Pour justifier le classement du renard dans la liste des espèces dites « nuisibles », conformément à la législation en vigueur,
vous invoquez la « protection de la santé publique » et la « prévention des dommages importants aux activités agricoles ».
Considérant ce classement infondé, nous souhaitons porter à votre connaissance quelques éléments.
Le renard représente-t-il une menace pour la santé publique ?
En 2001, la France déclara officiellement avoir éradiqué la rage vulpine, suite à une campagne de vaccination réalisée avec
succès (et non grâce à la destruction, stratégie première qui se révéla inefficace). Dès 2002, soit quelques mois plus tard, les
chasseurs mirent curieusement en avant une nouvelle maladie pour justifier la persécution du renard : l’échinococcose
alvéolaire. Il s’agit maintenant de la maladie évoquée pour justifier un prétendu problème de santé public.
L’échinococcose alvéolaire est caractérisée par un parasite vivant à l’intérieur de l’intestin de certains mammifères (dont les
renards, mais également les chiens et les chats) et dont les œufs sont éliminés par les excréments.
Le risque de contamination pour l’Homme est présent en cas de consommation de végétaux souillés par des déjections
infectées. Cependant, dans les zones à risques, il existe des mesures relativement simples à mettre en place afin d’éviter
efficacement la maladie : ne pas toucher les excréments, se laver les mains avant chaque repas, faire cuire/bouillir les
aliments sauvages, vermifuger les chiens et chats tous les 6 mois (il est bon de rappeler que ces derniers sont un facteur de
contamination bien plus important que les renards).
Par ailleurs, la quasi-totalité des cas humains s’avèrent non mortels : une équipe de chercheurs francs-comtois a démontré
que l'Homme est un mauvais hôte pour ce parasite et que des mécanismes du système immunitaire se mettent en place
permettant de s'en débarrasser spontanément.

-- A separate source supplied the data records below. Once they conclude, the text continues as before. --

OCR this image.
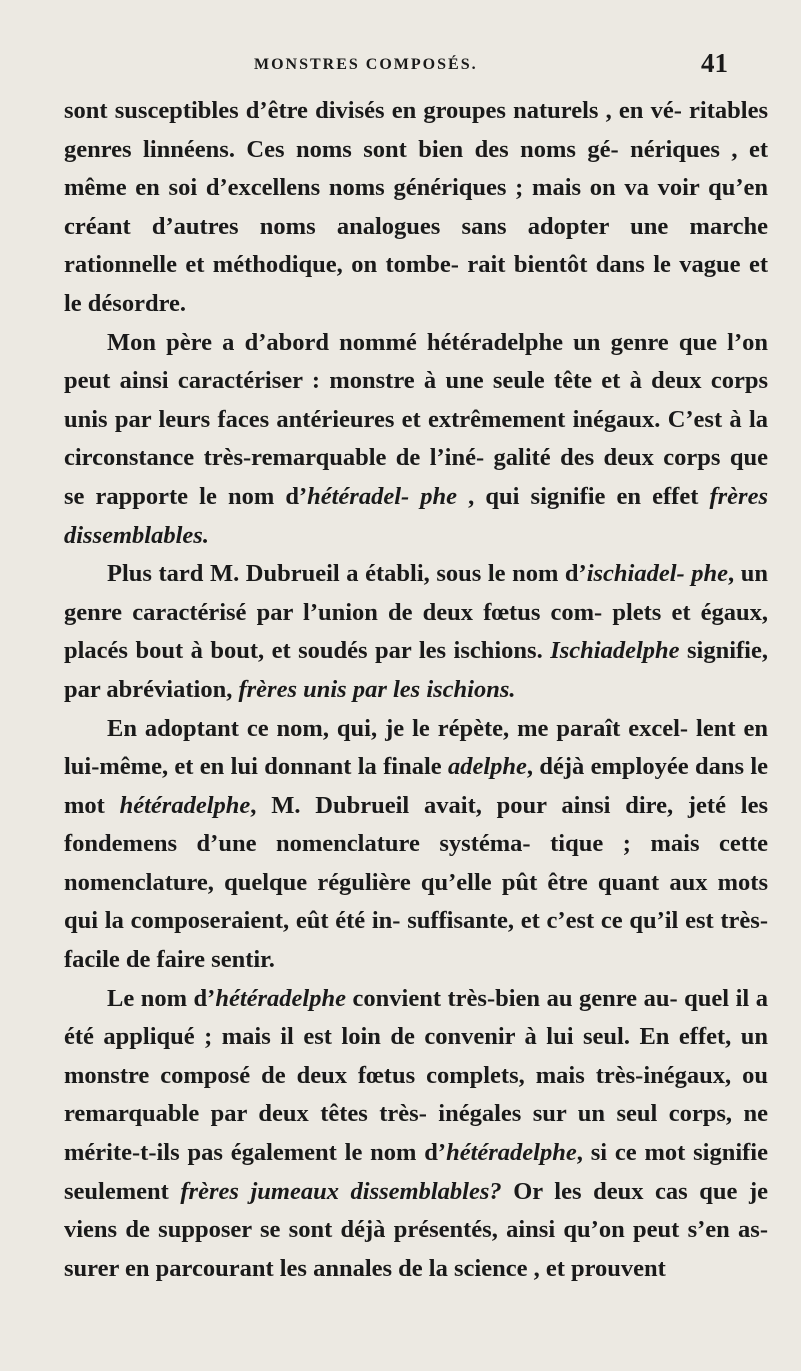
MONSTRES COMPOSÉS.	41

sont susceptibles d’être divisés en groupes naturels , en vé- ritables genres linnéens. Ces noms sont bien des noms gé- nériques , et même en soi d’excellens noms génériques ; mais on va voir qu’en créant d’autres noms analogues sans adopter une marche rationnelle et méthodique, on tombe- rait bientôt dans le vague et le désordre.

Mon père a d’abord nommé hétéradelphe un genre que l’on peut ainsi caractériser : monstre à une seule tête et à deux corps unis par leurs faces antérieures et extrêmement inégaux. C’est à la circonstance très-remarquable de l’iné- galité des deux corps que se rapporte le nom d’hétéradel- phe , qui signifie en effet frères dissemblables.

Plus tard M. Dubrueil a établi, sous le nom d’ischiadel- phe, un genre caractérisé par l’union de deux fœtus com- plets et égaux, placés bout à bout, et soudés par les ischions. Ischiadelphe signifie, par abréviation, frères unis par les ischions.

En adoptant ce nom, qui, je le répète, me paraît excel- lent en lui-même, et en lui donnant la finale adelphe, déjà employée dans le mot hétéradelphe, M. Dubrueil avait, pour ainsi dire, jeté les fondemens d’une nomenclature systéma- tique ; mais cette nomenclature, quelque régulière qu’elle pût être quant aux mots qui la composeraient, eût été in- suffisante, et c’est ce qu’il est très-facile de faire sentir.

Le nom d’hétéradelphe convient très-bien au genre au- quel il a été appliqué ; mais il est loin de convenir à lui seul. En effet, un monstre composé de deux fœtus complets, mais très-inégaux, ou remarquable par deux têtes très- inégales sur un seul corps, ne mérite-t-ils pas également le nom d’hétéradelphe, si ce mot signifie seulement frères jumeaux dissemblables? Or les deux cas que je viens de supposer se sont déjà présentés, ainsi qu’on peut s’en as- surer en parcourant les annales de la science , et prouvent
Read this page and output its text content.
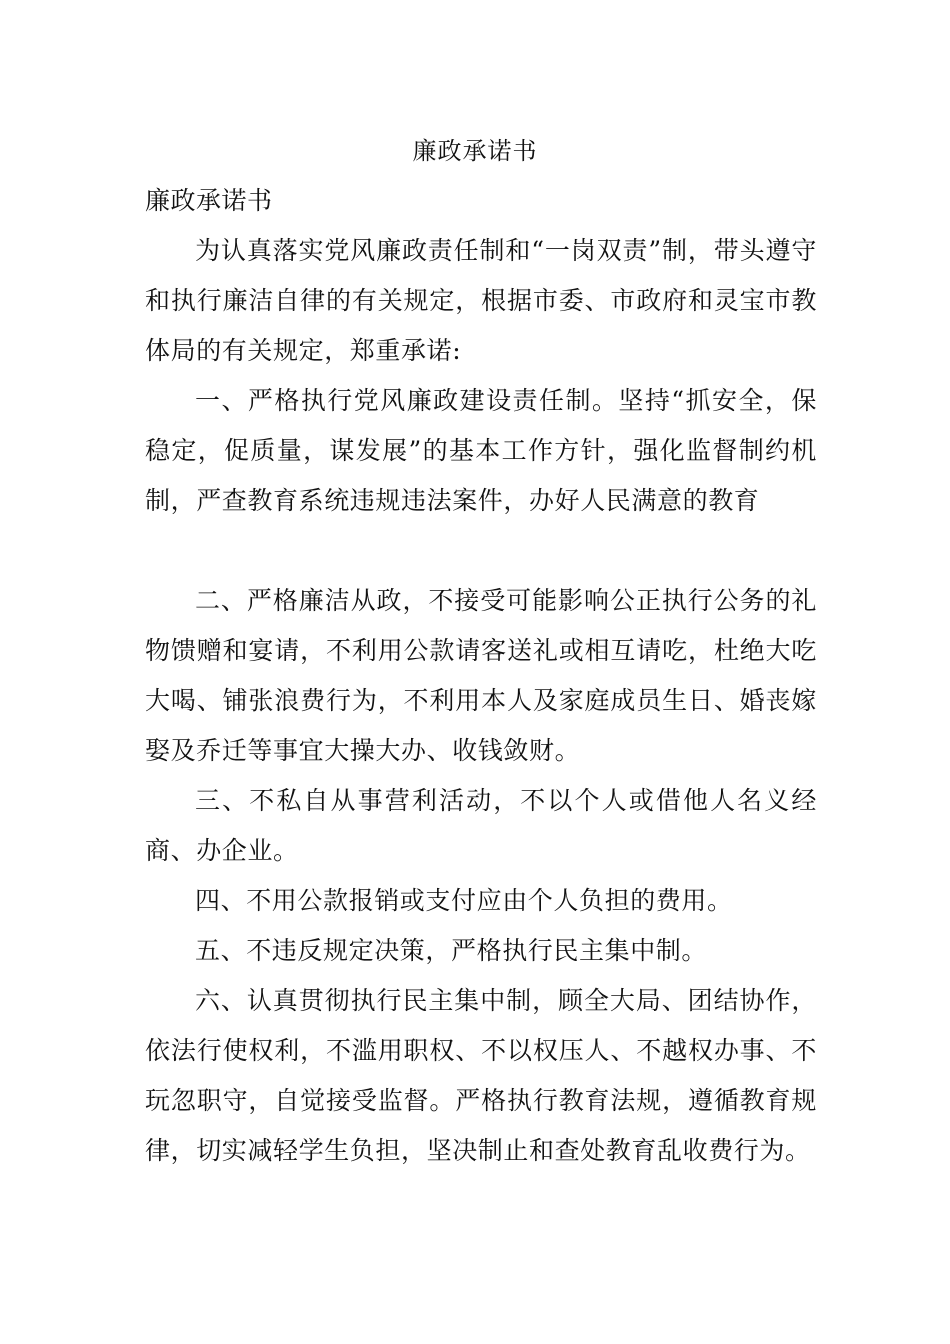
廉政承诺书
廉政承诺书

为认真落实党风廉政责任制和“一岗双责”制，带头遵守和执行廉洁自律的有关规定，根据市委、市政府和灵宝市教体局的有关规定，郑重承诺:

一、严格执行党风廉政建设责任制。坚持“抓安全，保稳定，促质量，谋发展”的基本工作方针，强化监督制约机制，严查教育系统违规违法案件，办好人民满意的教育

二、严格廉洁从政，不接受可能影响公正执行公务的礼物馈赠和宴请，不利用公款请客送礼或相互请吃，杜绝大吃大喝、铺张浪费行为，不利用本人及家庭成员生日、婚丧嫁娶及乔迁等事宜大操大办、收钱敛财。

三、不私自从事营利活动，不以个人或借他人名义经商、办企业。

四、不用公款报销或支付应由个人负担的费用。

五、不违反规定决策，严格执行民主集中制。

六、认真贯彻执行民主集中制，顾全大局、团结协作，依法行使权利，不滥用职权、不以权压人、不越权办事、不玩忽职守，自觉接受监督。严格执行教育法规，遵循教育规律，切实减轻学生负担，坚决制止和查处教育乱收费行为。
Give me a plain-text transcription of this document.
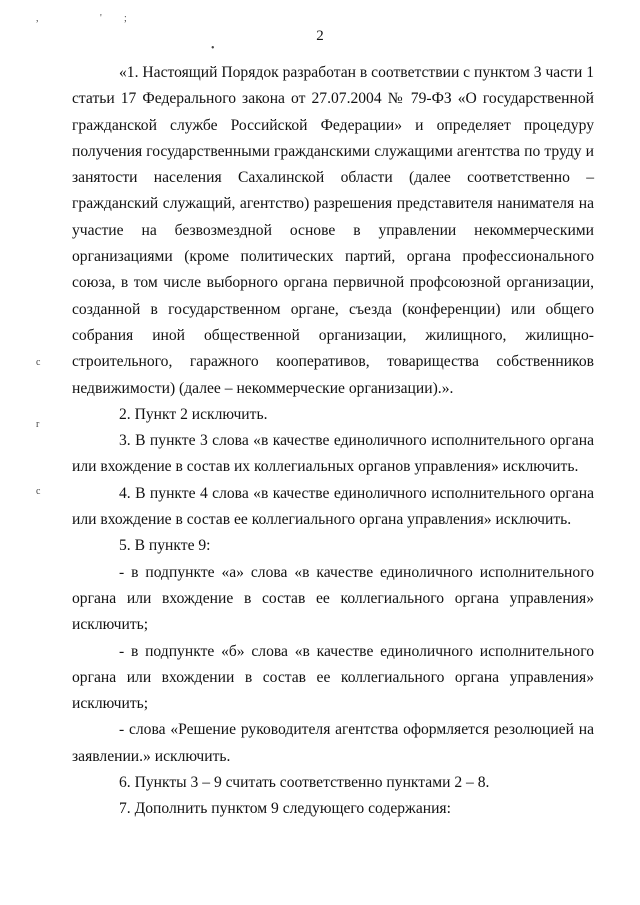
,	' ;
•
c
r
c
2

«1. Настоящий Порядок разработан в соответствии с пунктом 3 части 1 статьи 17 Федерального закона от 27.07.2004 № 79-ФЗ «О государственной гражданской службе Российской Федерации» и определяет процедуру получения государственными гражданскими служащими агентства по труду и занятости населения Сахалинской области (далее соответственно – гражданский служащий, агентство) разрешения представителя нанимателя на участие на безвозмездной основе в управлении некоммерческими организациями (кроме политических партий, органа профессионального союза, в том числе выборного органа первичной профсоюзной организации, созданной в государственном органе, съезда (конференции) или общего собрания иной общественной организации, жилищного, жилищно-строительного, гаражного кооперативов, товарищества собственников недвижимости) (далее – некоммерческие организации).».

2. Пункт 2 исключить.

3. В пункте 3 слова «в качестве единоличного исполнительного органа или вхождение в состав их коллегиальных органов управления» исключить.

4. В пункте 4 слова «в качестве единоличного исполнительного органа или вхождение в состав ее коллегиального органа управления» исключить.

5. В пункте 9:

- в подпункте «а» слова «в качестве единоличного исполнительного органа или вхождение в состав ее коллегиального органа управления» исключить;

- в подпункте «б» слова «в качестве единоличного исполнительного органа или вхождении в состав ее коллегиального органа управления» исключить;

- слова «Решение руководителя агентства оформляется резолюцией на заявлении.» исключить.

6. Пункты 3 – 9 считать соответственно пунктами 2 – 8.

7. Дополнить пунктом 9 следующего содержания:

En outre, l’échinococcose alvéolaire est une maladie très localisée : 70 à 80% des départements français ne seraient pas
concernés (ce qui n’empêche manifestement pas les chasseurs d’invoquer cette maladie, quelque soit le département…).
Nous attirons particulièrement votre attention sur ce point : détruire les renards n’est pas un moyen de lutte contre la
maladie, au contraire, il a été démontré que cela intensifie sa progression notamment pour les raisons suivantes :
-En tuant des renards dont la majorité des individus sont sains, les chasseurs laissent de nouveaux territoires à conquérir
pour des renards éventuellement contaminés.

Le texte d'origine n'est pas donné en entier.